Since this data engine was claimed to be utilizing in-memory technology, we set up a 64-bit computer with adequate amounts of RAM (hardly a corporate laptop) and used a real customer’s data set consisting of 560 million rows of raw internet traffic data. To make it easier, we imported just a single text field out of this entire data set.
1. Surprisingly, and unlike what Tableau’s CEO claims, Tableau’s new data engine is not really in-memory technology. In fact, their entire data set is stored on disk after it is imported and RAM is hardly utilized.
2. It took Tableau 6.0 approximately 5 hours to import this single text field, out of which 1.5 hours was pure import and the rest a process Tableau calls ‘Column Optimization’ which we believe is creating an index very similar to that of a regular relational database. For comparison, it took QlikView 50 minutes and ElastiCube 30 minutes to import the same field. That is an x7 difference. All products were using their default settings.
3. Once the import process completed, we asked Tableau to count how many distinct values existed in that field, a common query required for business intelligence purposes. That query took 30 minutes to return. For comparison, it took both QlikView and ElastiCube approximately 10 seconds to return. That’s an x180 difference. Again, both products were used with their default settings.
Tableau’s new data engine is a step up from their previous engine which was quite similar to that which Microsoft Access had been using in Office 2007. That is good news for individual analysts working with non-trivial amounts of data using earlier versions of Tableau, which were quite poor in this respect. This release, I imagine, also helps Tableau against SpotFire (Tibco), which until now was the only pure visualization player who could claim to have technology aimed for handling of larger data sets.
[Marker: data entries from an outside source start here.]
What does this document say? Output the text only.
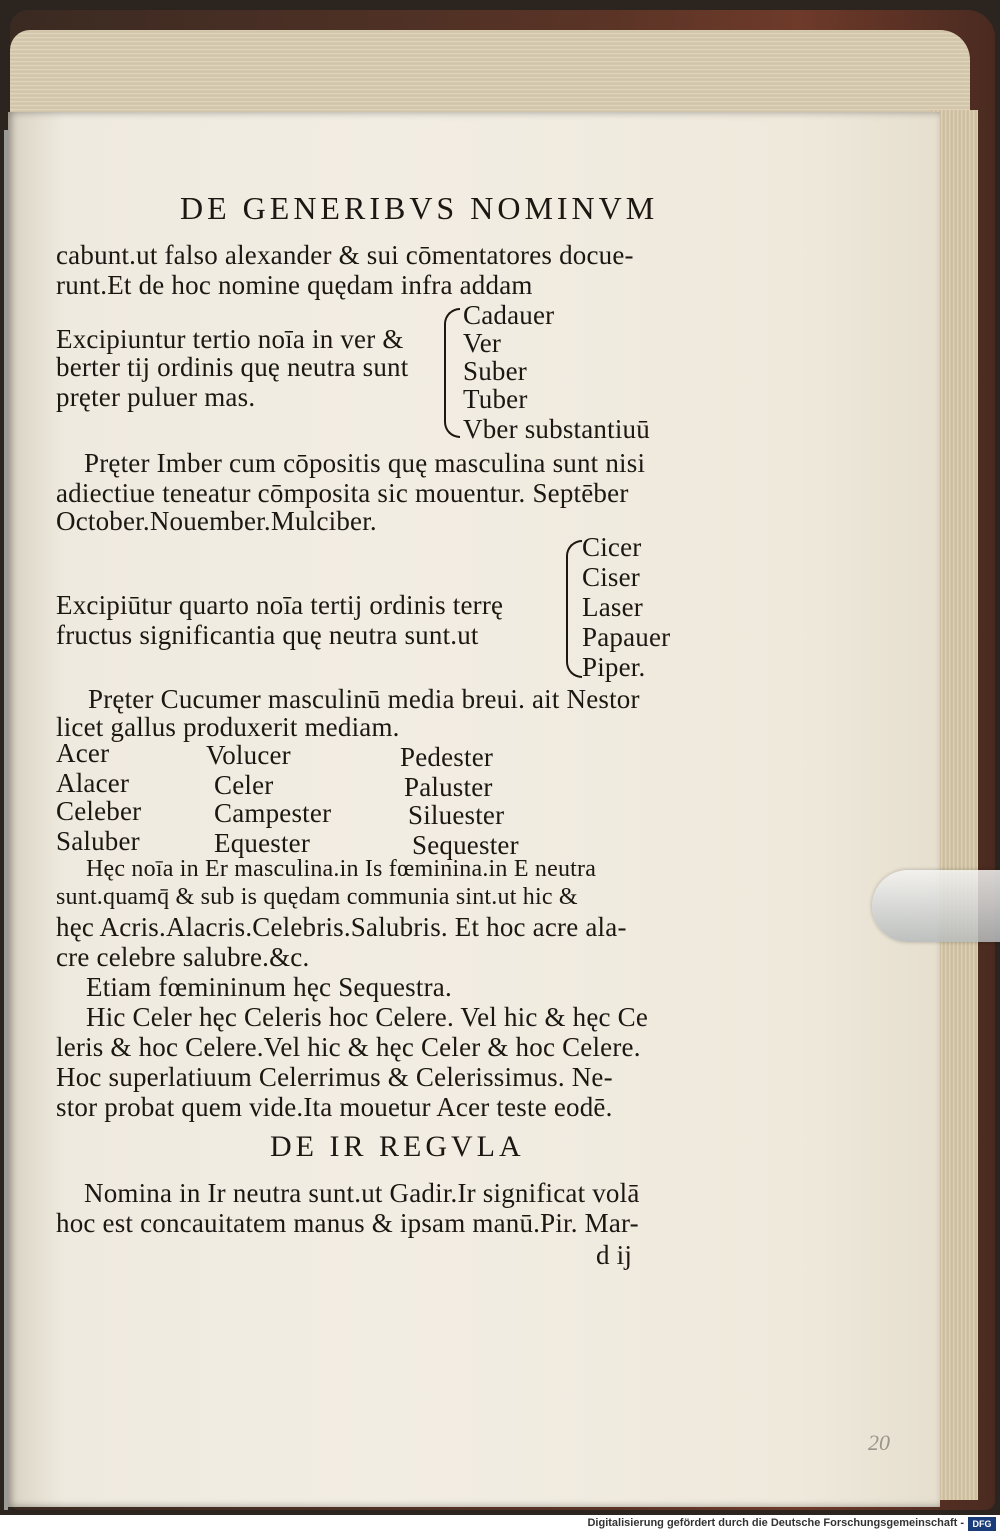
DE GENERIBVS NOMINVM
cabunt.ut falso alexander & sui cōmentatores docue-
runt.Et de hoc nomine quędam infra addam
Excipiuntur tertio noīa in ver &
berter tij ordinis quę neutra sunt
pręter puluer mas.
Cadauer
Ver
Suber
Tuber
Vber substantiuū
Pręter Imber cum cōpositis quę masculina sunt nisi
adiectiue teneatur cōmposita sic mouentur. Septēber
October.Nouember.Mulciber.
Excipiūtur quarto noīa tertij ordinis terrę
fructus significantia quę neutra sunt.ut
Cicer
Ciser
Laser
Papauer
Piper.
Pręter Cucumer masculinū media breui. ait Nestor
licet gallus produxerit mediam.
Acer
Alacer
Celeber
Saluber
Volucer
Celer
Campester
Equester
Pedester
Paluster
Siluester
Sequester
Hęc noīa in Er masculina.in Is fœminina.in E neutra
sunt.quamq̄ & sub is quędam communia sint.ut hic &
hęc Acris.Alacris.Celebris.Salubris. Et hoc acre ala-
cre celebre salubre.&c.
Etiam fœmininum hęc Sequestra.
Hic Celer hęc Celeris hoc Celere. Vel hic & hęc Ce
leris & hoc Celere.Vel hic & hęc Celer & hoc Celere.
Hoc superlatiuum Celerrimus & Celerissimus. Ne-
stor probat quem vide.Ita mouetur Acer teste eodē.
DE IR REGVLA
Nomina in Ir neutra sunt.ut Gadir.Ir significat volā
hoc est concauitatem manus & ipsam manū.Pir. Mar-
d ij
20
Digitalisierung gefördert durch die Deutsche Forschungsgemeinschaft - DFG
From a practical perspective, however, the handling of hundreds of millions of rows of data as well as the reference to in-memory analytics are more marketing fluff geared towards riding the in-memory hype than a true depiction of what this technology is or what it is capable of. Tableau’s data engine is not in the same league as in-memory technology, or pure columnar technologies like ElastiCube, when it comes to import times or query response times. In fact, it is slower by several orders of magnitude.